NEWARK, NJ - A Bridgewater man pleaded guilty Tuesday to accepting $8,000 in bribes to allow a demolition contractor to use non-union workers in a building project, according to a release from the United States Attorney District of New Jersey.
John Adams, 58, pleaded guilty before U.S. District Judge Esther Salas in Newark federal court, the release said, to charges of one count of accepting between $5,000 and $10,000 in bribes from an employer working on the New York Times building in Edison.
According to the release, this is in violation of a collective bargaining agreement.
Adams, the release said, is the business manager for Laborers Local 594 in Middlesex County, part of the Laborers International Union of North America.

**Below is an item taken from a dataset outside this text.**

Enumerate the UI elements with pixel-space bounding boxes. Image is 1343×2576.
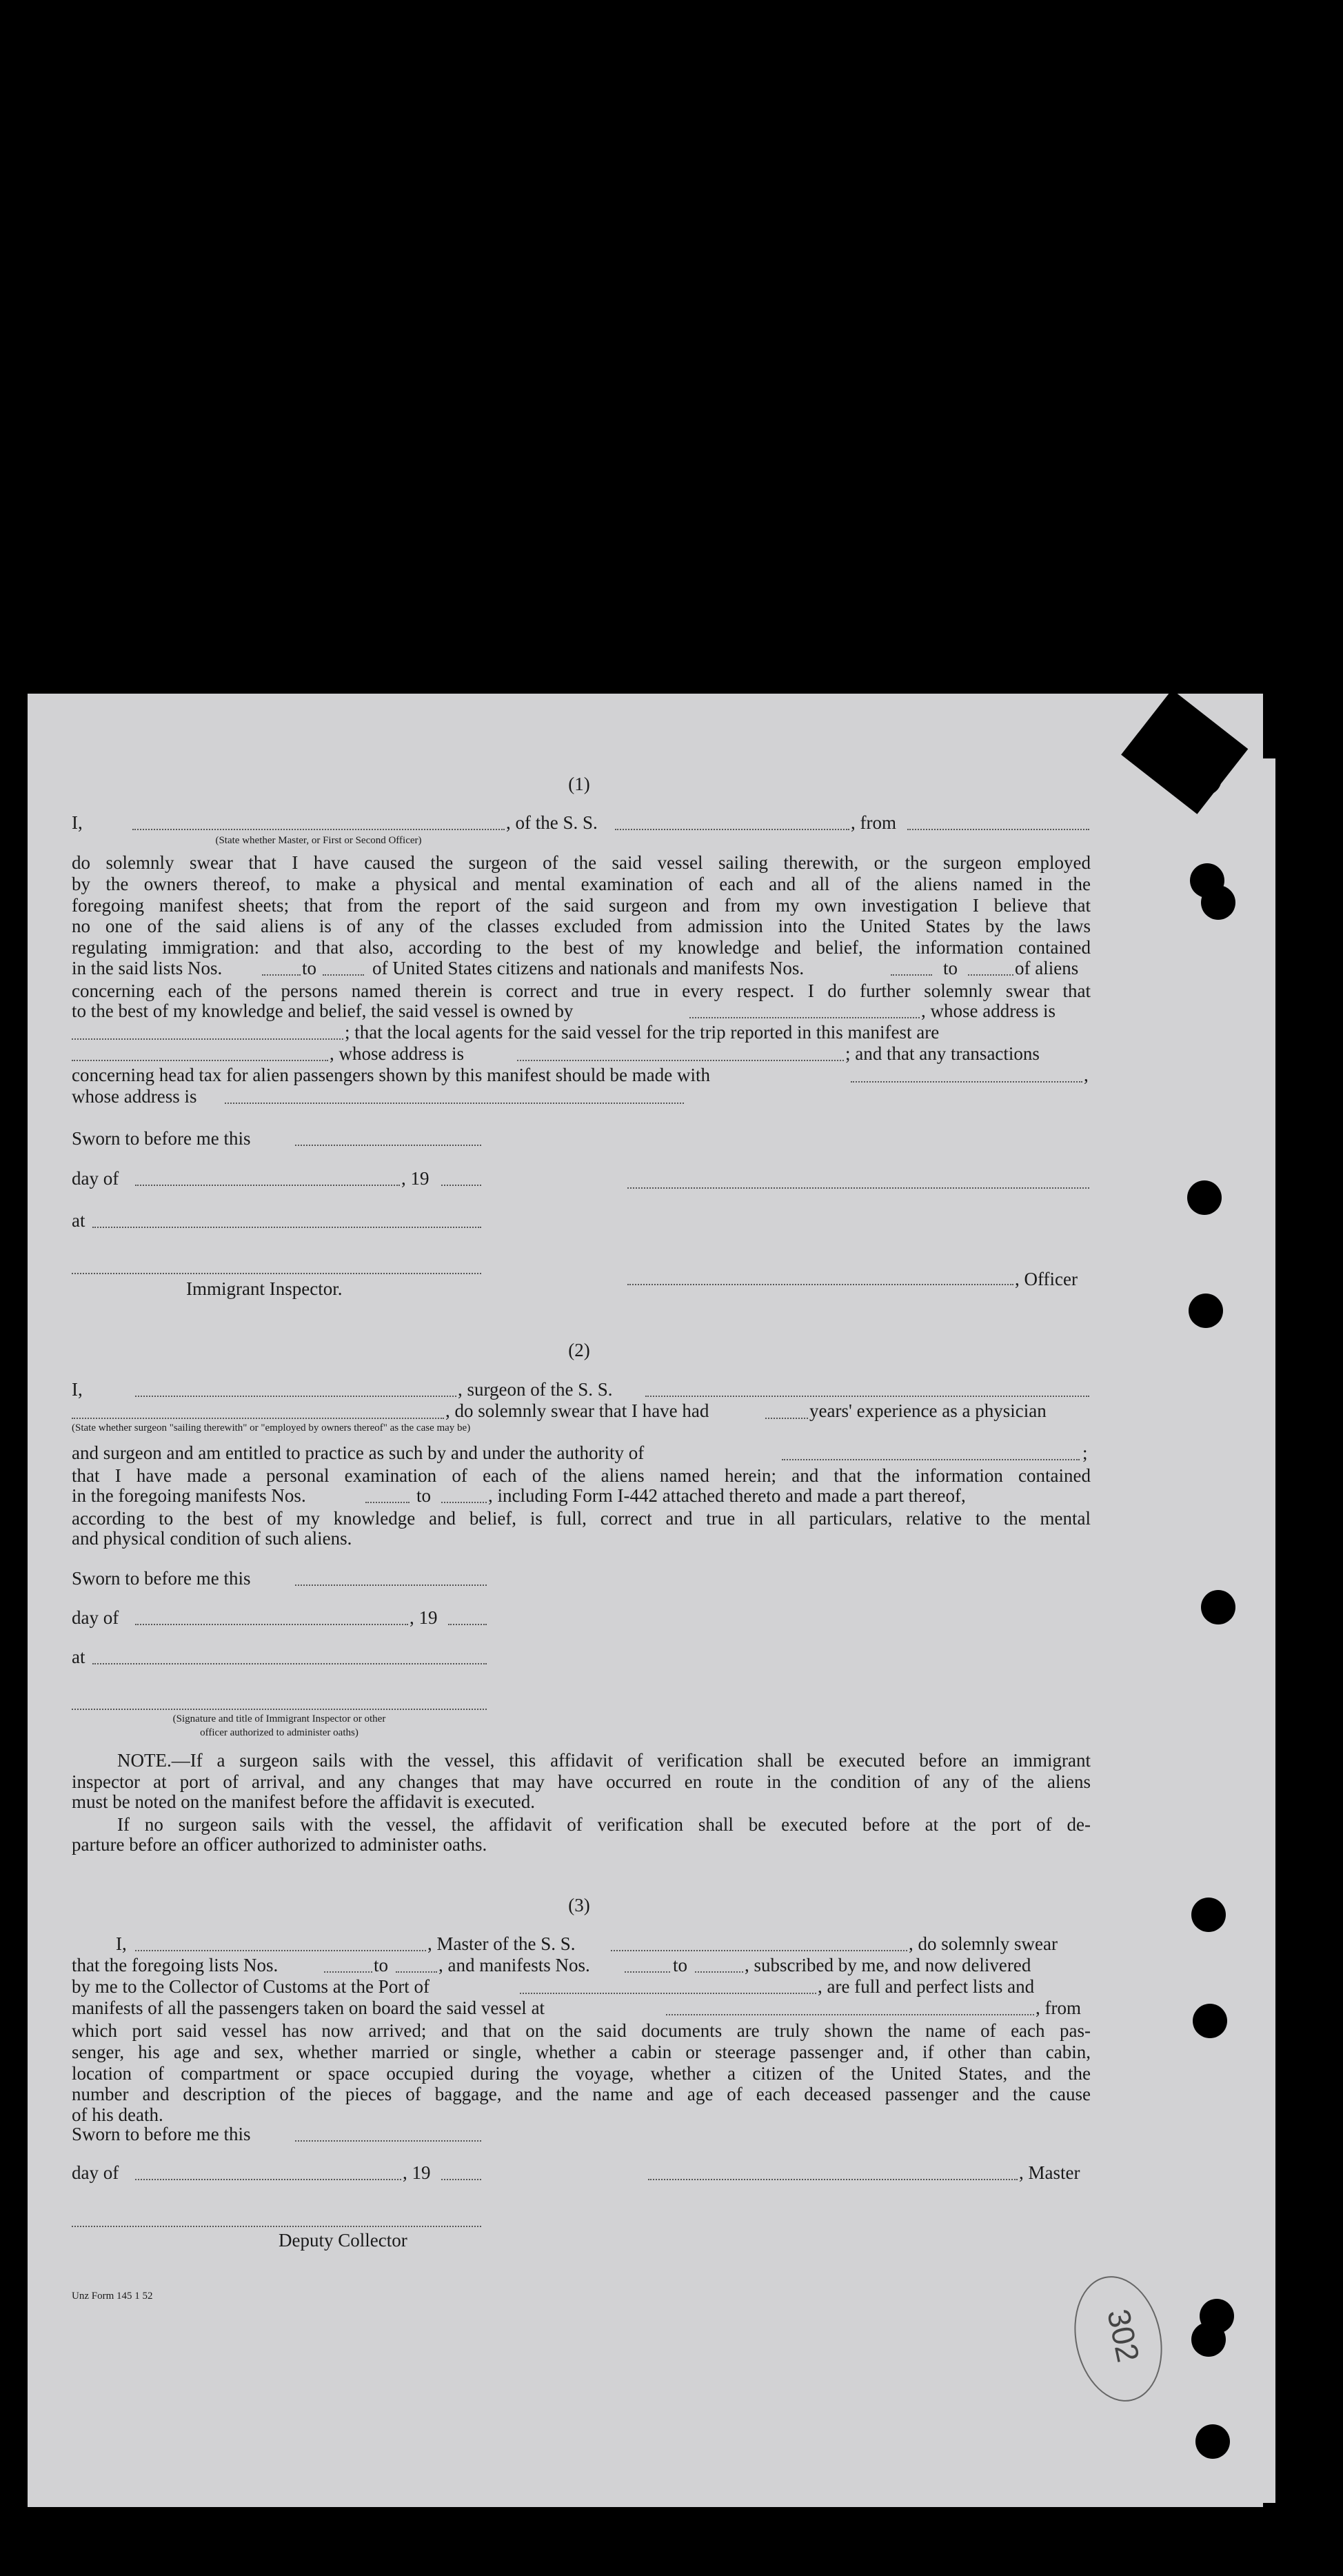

When the New York Times building in Edison was renovated in 2009, the release said, DAMICO Inc. was hired to do demolition work, and was obligated to use only union workers, pursuant to a collective bargaining agreement with Local 594.
The collective bargaining agreement regulates employee duties, employer responsibilities and health care and pension benefits.
Adams, the release said, was required to make sure DAMICO followed the agreement.
During a 10-month period, the release said, Adams was paid about $8,000 to allow DAMICO to use up to 18 non-union workers on a weekly basis. Because of that, the release, DAMICO cost Local 594 union dues and benefit plan contributions.
As the project was finishing, the union learned of the violations and filed an arbitration claim, the release said. An arbitrator ruled in favor of the union in May 2013, the release said, and charged DAMICO's owners $50,000 in restitution for lost wages and benefit plan remittances.
Adams, the release said, is responsible, along with company owners, for repaying $204,000 in losses to the union's benefits plan.
With the bribery charge, the release said, Adams faces a maximum potential penalty of five years in prison and a $250,000 fine. Sentencing will be Jan. 5, 2015.
According to the release, U.S. Attorney Paul J. Fishman credited the investigation leading to the plea to agents of the Department of Labor; Office of Inspector General, under the direction of Special Agent in Charge Cheryl Garcia; and special agents of the FBI, under the direction of Special Agent in Charge Aaron T. Ford.